「私たちが高校に入って一ヶ月くらいしたときにね、この辺で強姦未遂事件があったのよ」


ヒュッと喉が鳴った。

そんな私を見て、紫苑先輩は苦笑する。


「慌てて病院まで会いに行ったわ。でもね、あの子は私のことを覚えていなかった。精神的な苦痛を受けたことで記憶の一部を失ったんだって。ボロボロになったあの子に拒絶されて、私は心底死にたくなったわ」

「……紫苑先輩」

「それでも私、馬鹿なのよね。

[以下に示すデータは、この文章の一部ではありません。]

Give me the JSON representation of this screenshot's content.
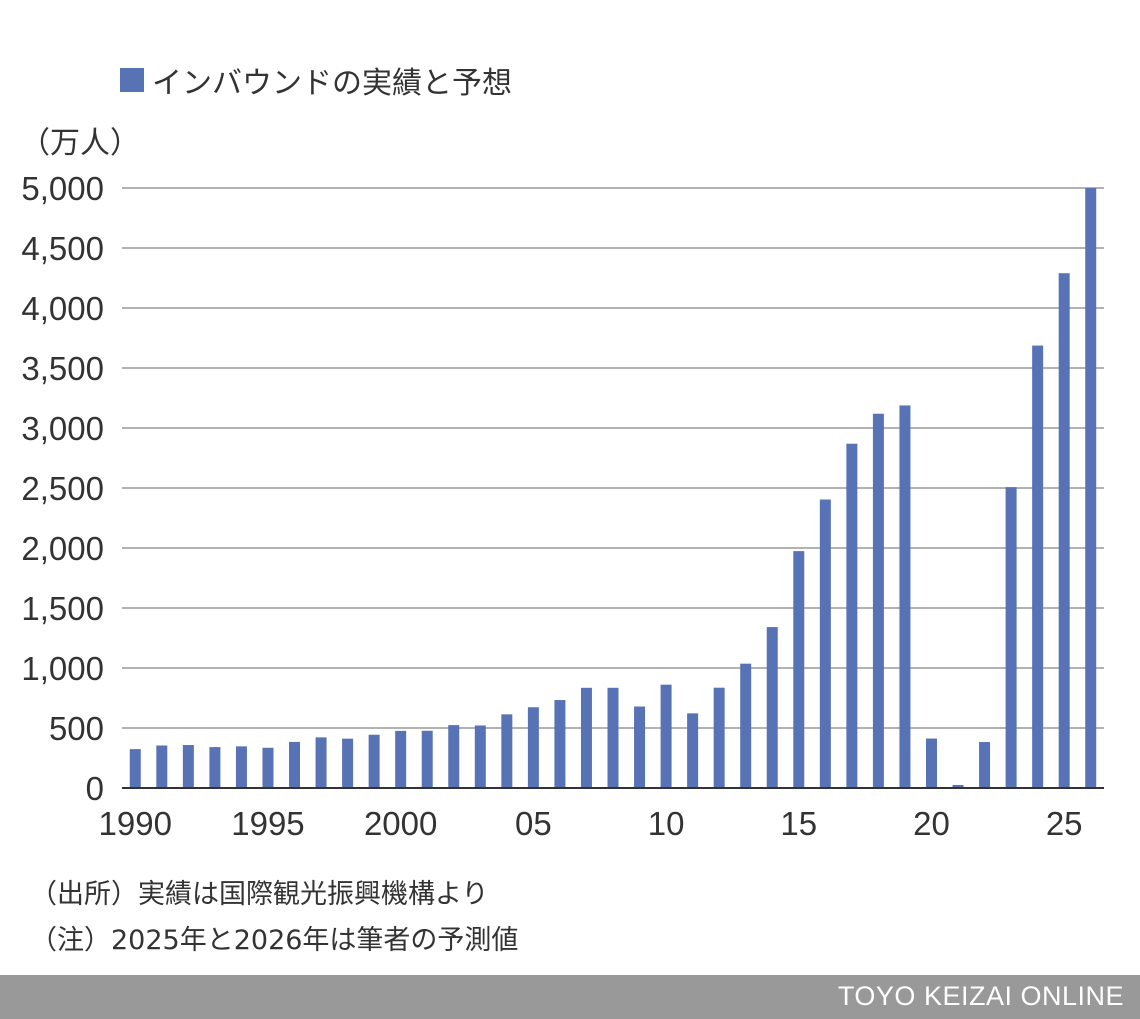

どうにかして話したいと、……隣にいたいと思ってしまったのよ」


ねえ葵ちゃん、と紫苑先輩がうわごとのように言う。私はもう、先輩の顔を見ることができなかった。


「私が男だって知ったら、あの子はどうなると思う?」

「……っ」


「抱きたいって思うわ。最低でしょ。でも仕方ないじゃない、私はあの子のことが好きなんだもの」



聞かなければよかったと、今さら後悔しても遅い。

今にも泣きそうな顔で笑う紫苑先輩に、どんな言葉をかければいいのか、なんて私に分かるはずもなかった。



「だから私は、この汚い気持ちを悟られないように、完璧な女の子を演じるのよ」


笑えるでしょ、と呟いた紫苑先輩から、甘いフローラルの匂いがする。

鎖骨下あたりまで伸ばされた艶のある黒髪。白く透き通るような肌。赤いリップの映える唇。


――それはどこからどう見ても、完璧な女の子だった。